Michael Brown’s relentless defense of the biblically defenseless needs to be exposed. He exhorts people to watch the interview of Lentz and Oprah in its entirety. He believes that by watching the video, the entire interview, that it may change your perspective on the things Lentz said. Brown said in his first article,
I appreciated that you proclaimed Jesus as everything, as God, as the answer, as the sacrifice, as the atonement, as the way in. And you stated clearly that you don’t see Jesus as an option or as a good guy or as moralist. Well said!
But he really didn’t. After telling Oprah that you don’t have to be a Christian to have a relationship with Christ, he went on to say, “for me,” this or “for me,” that. “I believe,” these things about Jesus … but, for you, you don’t have to be a Christian… that’s just what I believe. Obviously, I paraphrased, but Lentz telling Oprah essentially that she could believe what she wants, and then giving her a carefully worded unoffensive version of what he believes, is exactly the kind of double-minded instability a minister of God’s word is not supposed to have. See, Oprah is perfectly fine if you believe that Jesus is the sacrifice, the atonement, that He is God, as long as you don’t believe that he is the ONLY sacrifice, the ONLY atonement, and the ONLY God. See, Hindus, Buddhists, New Agers–they all believe that their gods are the right way for them too, and as long as you don’t become exclusive, you’re in good company.
Clearly, Lentz was in good company, or at least Oprah thought so. And that is grounds for criticism.
Finally, Michael Brown says,
I would also say to his critics: I am not here as an apologist for Hillsong, since I have never attended a Hillsong service in my life or read a book or listened to a full sermon by Brian Houston. I can only address my conversation with Pastor Lentz.
I would beg to differ. You ARE an apologist for Hillsong. You’ve stepped in to “set the record straight” nearly every time Hillsong comes under fire. You are gullible and you believe everything someone tells you if you like them enough. Lentz captivated you like he has done to others, with a personal phone call. You need to stop being so moved by these interactions. One phone conversation doesn’t undo the historical record of Lentz’ dealings. You need to look at the entirety of his ministry to judge if he’s theologically sound. If you were to do so and compare his ministry to biblical teachings you would see that Lentz is clearly theologically inept and unqualified to represent the Word of God in the capacity he’s currently in.
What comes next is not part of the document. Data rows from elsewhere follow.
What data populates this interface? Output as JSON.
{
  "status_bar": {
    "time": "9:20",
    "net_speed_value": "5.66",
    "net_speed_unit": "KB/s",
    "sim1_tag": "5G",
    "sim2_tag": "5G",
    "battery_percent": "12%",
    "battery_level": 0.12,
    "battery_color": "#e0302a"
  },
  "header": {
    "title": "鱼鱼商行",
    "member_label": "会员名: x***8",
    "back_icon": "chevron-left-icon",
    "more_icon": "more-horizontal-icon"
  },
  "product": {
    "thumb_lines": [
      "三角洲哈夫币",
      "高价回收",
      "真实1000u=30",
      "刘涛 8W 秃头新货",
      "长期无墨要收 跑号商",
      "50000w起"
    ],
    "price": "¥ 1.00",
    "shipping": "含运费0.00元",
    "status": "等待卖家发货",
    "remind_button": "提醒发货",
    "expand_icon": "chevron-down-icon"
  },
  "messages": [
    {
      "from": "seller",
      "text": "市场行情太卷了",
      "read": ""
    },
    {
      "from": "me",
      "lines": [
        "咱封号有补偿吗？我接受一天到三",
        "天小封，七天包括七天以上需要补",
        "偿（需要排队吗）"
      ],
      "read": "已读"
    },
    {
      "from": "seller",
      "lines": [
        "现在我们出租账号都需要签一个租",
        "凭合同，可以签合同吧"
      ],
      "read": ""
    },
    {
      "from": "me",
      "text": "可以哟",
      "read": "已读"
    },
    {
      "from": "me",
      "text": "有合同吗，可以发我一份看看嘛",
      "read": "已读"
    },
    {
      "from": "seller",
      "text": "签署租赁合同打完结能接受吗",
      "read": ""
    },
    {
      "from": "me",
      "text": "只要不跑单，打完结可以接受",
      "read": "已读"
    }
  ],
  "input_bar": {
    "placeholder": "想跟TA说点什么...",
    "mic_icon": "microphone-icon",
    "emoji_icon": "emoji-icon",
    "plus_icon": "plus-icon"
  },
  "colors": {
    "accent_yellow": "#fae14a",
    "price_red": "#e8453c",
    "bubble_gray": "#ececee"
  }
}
I do pray that Lentz would seek the guidance of orthodox, biblically qualified, and theologically sound teachers to guide him to point where he is able to rightly handle the Word of God, and uncompromisingly and unambiguously proclaim Jesus as the only Savior, to which without coming to Him in faith and repentance, you are lost, and will spend eternity in Hell. I also pray that unless this happens, Michael Brown would stop defending those who compromise the gospel while attacking those who stand solely on the authority of God’s Word.
Michael Brown, you cannot hold hands with God and the devil.